We use \(Macro-Precision\), \(Macro-Recall\), \(Macro-F1\) and \(Micro-F1\) to evaluate the classifiers PCA+SVM, LDA+SVM and BTM+SVM based on 20 Newsgroups which are depicted in Figs. 3 and 4, respectively. What need to mention is that Micro-Precision and Micro-Recall are the same as Micro-F1 since we suppose each instance has exactly one correct label. From the result, we can see that the values in Fig. 3 reach peak value after the dimensionality is brought down at 400. By contrast, as we can see from Fig. 4, when the number of topics is merely set to 180 for BTM+SVM, the \(Macro-Precision\), \(Macro-Recall\), \(Macro-F1\) and \(Micro-F1\) undulate slightly around 0.87,0.86,0.87,0.90, respectively. It can be seen from that the values of those criteria for BTM+SVM are relatively higher than those of PCA+SVM and LDA+SVM, respectively.

Fig. 3.
figure 3

The values of evaluation criteria under diverse number of features reduced by PCA+SVM method on 20 newsgroups collection

Fig. 4.
figure 4

The values of evaluation criteria under diverse number of features reduced by LDA+SVM, BTM+SVM methods on 20 newsgroups collection

Comparison experiments were made in order to verify the high performance of BTM for feature selection, we estimated the number of iterations needed to obtain high accuracy by spending less time on topic-matrix generation. The accuracy on 5-fold cross validation is reported in Fig. 5. It can be seen that 900 iterations is a relatively better choice on Tencent Dataset, and accuracy keeps around 90 % with 60 features generated. From Fig. 5(b), we can see that all the methods work better with training data size grows. It suggests that the LDA+SVM method is not able to overcome the sparsity problem, while BTM+SVM can achieve better performance than LDA+SVM, which also shows the superiority of our method.

Fig. 5.
figure 5

Comparision of classification performance in different aspects between LDA+SVM and BTM+SVM on Tencent Dataset

BTM+SVM can resolve the over-fitting and feature redundancy problem, and yields better classification results than others. Utilizing the topical model is able to accelerate the process of classification. What’s more, for sparsity problem in conventional topical model, BTM is better at capturing the topics by using word co-occurrence patterns in the whole corpus [21]. The Table 3 presents information about training speed of three provided methods, which also shows the high efficiency of BTM+SVM by comparison. It only takes 50 min to generate a topic matrix by GibbsLDA++ with 100 topics and 1000 iterations, which saves about 30 min than LDA+SVM and is only one fifth of the time PCA+SVM consumed.

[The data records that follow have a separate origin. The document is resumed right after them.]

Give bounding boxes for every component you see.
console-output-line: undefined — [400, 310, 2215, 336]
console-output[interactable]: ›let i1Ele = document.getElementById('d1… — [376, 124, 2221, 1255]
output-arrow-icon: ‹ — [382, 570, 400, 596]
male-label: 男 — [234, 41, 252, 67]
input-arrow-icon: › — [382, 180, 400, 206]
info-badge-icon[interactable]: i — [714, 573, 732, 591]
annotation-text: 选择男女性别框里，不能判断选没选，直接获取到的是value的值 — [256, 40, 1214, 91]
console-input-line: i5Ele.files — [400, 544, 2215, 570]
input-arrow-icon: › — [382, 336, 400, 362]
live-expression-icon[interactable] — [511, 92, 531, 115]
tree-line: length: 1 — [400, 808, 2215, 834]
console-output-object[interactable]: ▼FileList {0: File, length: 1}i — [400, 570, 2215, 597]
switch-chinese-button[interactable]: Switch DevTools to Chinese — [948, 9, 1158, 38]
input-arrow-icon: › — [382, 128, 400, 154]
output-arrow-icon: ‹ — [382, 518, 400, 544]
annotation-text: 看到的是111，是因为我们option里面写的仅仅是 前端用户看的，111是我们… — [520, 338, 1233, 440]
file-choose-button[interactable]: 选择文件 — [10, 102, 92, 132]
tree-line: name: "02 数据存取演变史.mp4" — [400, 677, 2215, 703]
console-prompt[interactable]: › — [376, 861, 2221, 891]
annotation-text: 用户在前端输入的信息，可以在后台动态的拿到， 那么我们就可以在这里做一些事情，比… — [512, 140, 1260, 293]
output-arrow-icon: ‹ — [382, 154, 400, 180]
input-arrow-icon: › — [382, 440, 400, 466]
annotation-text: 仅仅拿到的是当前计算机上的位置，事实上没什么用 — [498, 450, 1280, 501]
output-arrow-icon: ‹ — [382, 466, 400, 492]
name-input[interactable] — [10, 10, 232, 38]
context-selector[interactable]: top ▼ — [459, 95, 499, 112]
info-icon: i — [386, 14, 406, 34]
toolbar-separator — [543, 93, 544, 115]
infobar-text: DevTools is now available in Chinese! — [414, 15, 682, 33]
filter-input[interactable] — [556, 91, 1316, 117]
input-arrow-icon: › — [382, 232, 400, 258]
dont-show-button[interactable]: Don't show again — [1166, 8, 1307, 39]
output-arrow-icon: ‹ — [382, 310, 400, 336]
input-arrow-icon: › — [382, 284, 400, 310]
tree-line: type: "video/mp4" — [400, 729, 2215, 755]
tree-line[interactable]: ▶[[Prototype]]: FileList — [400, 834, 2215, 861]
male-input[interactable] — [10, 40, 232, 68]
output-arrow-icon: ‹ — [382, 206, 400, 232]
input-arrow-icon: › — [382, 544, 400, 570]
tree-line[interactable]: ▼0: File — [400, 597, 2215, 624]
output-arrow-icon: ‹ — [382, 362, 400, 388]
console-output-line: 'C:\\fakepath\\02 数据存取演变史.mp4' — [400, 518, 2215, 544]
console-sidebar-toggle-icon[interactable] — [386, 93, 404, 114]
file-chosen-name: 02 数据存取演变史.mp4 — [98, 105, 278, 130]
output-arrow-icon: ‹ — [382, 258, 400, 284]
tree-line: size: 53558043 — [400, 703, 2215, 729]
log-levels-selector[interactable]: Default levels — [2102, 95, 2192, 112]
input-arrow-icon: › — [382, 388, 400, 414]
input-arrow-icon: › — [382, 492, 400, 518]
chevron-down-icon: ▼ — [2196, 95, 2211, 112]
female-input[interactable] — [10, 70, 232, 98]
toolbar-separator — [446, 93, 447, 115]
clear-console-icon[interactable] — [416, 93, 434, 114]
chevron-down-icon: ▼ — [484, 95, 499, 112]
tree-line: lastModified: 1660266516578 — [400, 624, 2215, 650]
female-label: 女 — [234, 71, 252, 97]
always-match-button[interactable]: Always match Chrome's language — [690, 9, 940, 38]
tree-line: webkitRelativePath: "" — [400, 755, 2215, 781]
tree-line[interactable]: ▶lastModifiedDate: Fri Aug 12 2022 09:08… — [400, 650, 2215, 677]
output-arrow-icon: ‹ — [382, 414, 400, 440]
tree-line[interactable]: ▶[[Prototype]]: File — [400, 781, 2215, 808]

Table 3. Time cost for dimensionality generated on 20 Newsgroups by three following methods using 3.0 GHz CPU, 2G memory

6 Conclusion

In this paper, we proposed a hybrid approach called BTM+SVM for sparse data classification. We explored the difference among BTM+SVM, PCA+SVM and LDA+SVM, and the results showed that our method has superiority over accuracy and efficiency when sparse text is processed. We figured out the number of topics to use when approximating the matrix properly. Comparing with traditional methods, we improved the classification accuracy and tested the training speed over the experiments. Overall, our method is able to cope with sparse problem properly, which is promising and can be used extensively in real applications.